# Virtuoso Polish



## TWRC (Apr 22, 2011)

I've never been too particular in terms of polish and have been using the same bottle of Martin guitar spray polish that I bought over 10 years ago. Over the weekend I stopped into L&M to grab some strings and figured that I should get some actual guitar polish and stumbled across Virtuoso Guitar Cleaner & Polish and decided to give them a go. 

It's a two step process and you need to use their cleaner first to remove scratches or hazing in your nitro etc. The polish is the final step and really brings the colour / grain back into your guitar. I used this on my Taylor acoustic and I have to say that the back and sides have never looked so deep and rich in colour. After those results, I went through the stable and polished the rest of my guitars.

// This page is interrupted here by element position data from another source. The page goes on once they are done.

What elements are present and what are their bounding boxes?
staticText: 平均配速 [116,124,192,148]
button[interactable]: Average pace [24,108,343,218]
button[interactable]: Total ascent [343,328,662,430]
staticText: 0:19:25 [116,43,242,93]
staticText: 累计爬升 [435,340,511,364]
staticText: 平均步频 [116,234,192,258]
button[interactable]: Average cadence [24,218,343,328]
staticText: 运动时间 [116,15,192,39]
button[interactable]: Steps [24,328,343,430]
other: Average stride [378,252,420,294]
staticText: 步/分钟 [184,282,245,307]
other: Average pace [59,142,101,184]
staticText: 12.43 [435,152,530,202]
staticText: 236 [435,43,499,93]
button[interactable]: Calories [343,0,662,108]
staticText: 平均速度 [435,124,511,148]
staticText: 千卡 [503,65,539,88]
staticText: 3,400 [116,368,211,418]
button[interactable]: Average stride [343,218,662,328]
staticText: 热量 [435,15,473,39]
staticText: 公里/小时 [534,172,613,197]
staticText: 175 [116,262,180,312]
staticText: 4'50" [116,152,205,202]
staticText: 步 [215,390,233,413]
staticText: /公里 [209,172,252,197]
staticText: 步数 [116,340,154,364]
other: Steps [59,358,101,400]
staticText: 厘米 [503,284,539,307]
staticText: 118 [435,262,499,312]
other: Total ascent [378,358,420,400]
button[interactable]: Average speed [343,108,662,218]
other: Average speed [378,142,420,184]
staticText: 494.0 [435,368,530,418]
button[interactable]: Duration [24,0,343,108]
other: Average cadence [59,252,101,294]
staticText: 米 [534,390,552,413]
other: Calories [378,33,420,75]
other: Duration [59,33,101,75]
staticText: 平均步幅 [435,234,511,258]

Anyways, not too sure if anyone else has any experience with this stuff, but I just thought I'd pass on the info.


----------



## 4345567 (Jun 26, 2008)

__________


----------



## TWRC (Apr 22, 2011)

J, I think you're onto something here! I envision you in a Breaking Bad sort of lab cooking up this concoction.


----------



## keto (May 23, 2006)

TWRC said:


> J, I think you're onto something here! I envision you in a Breaking Bad sort of lab cooking up this concoction.


LOL, hey J you need an assistant to ask you stupid questions and generally get in the way, and be useless and unsafe?


----------



## Intrepid (Oct 9, 2008)

I've used Virtuoso cleaner and the polish for years on all my acoustics. The results are always stellar. Nothing better on the market.


----------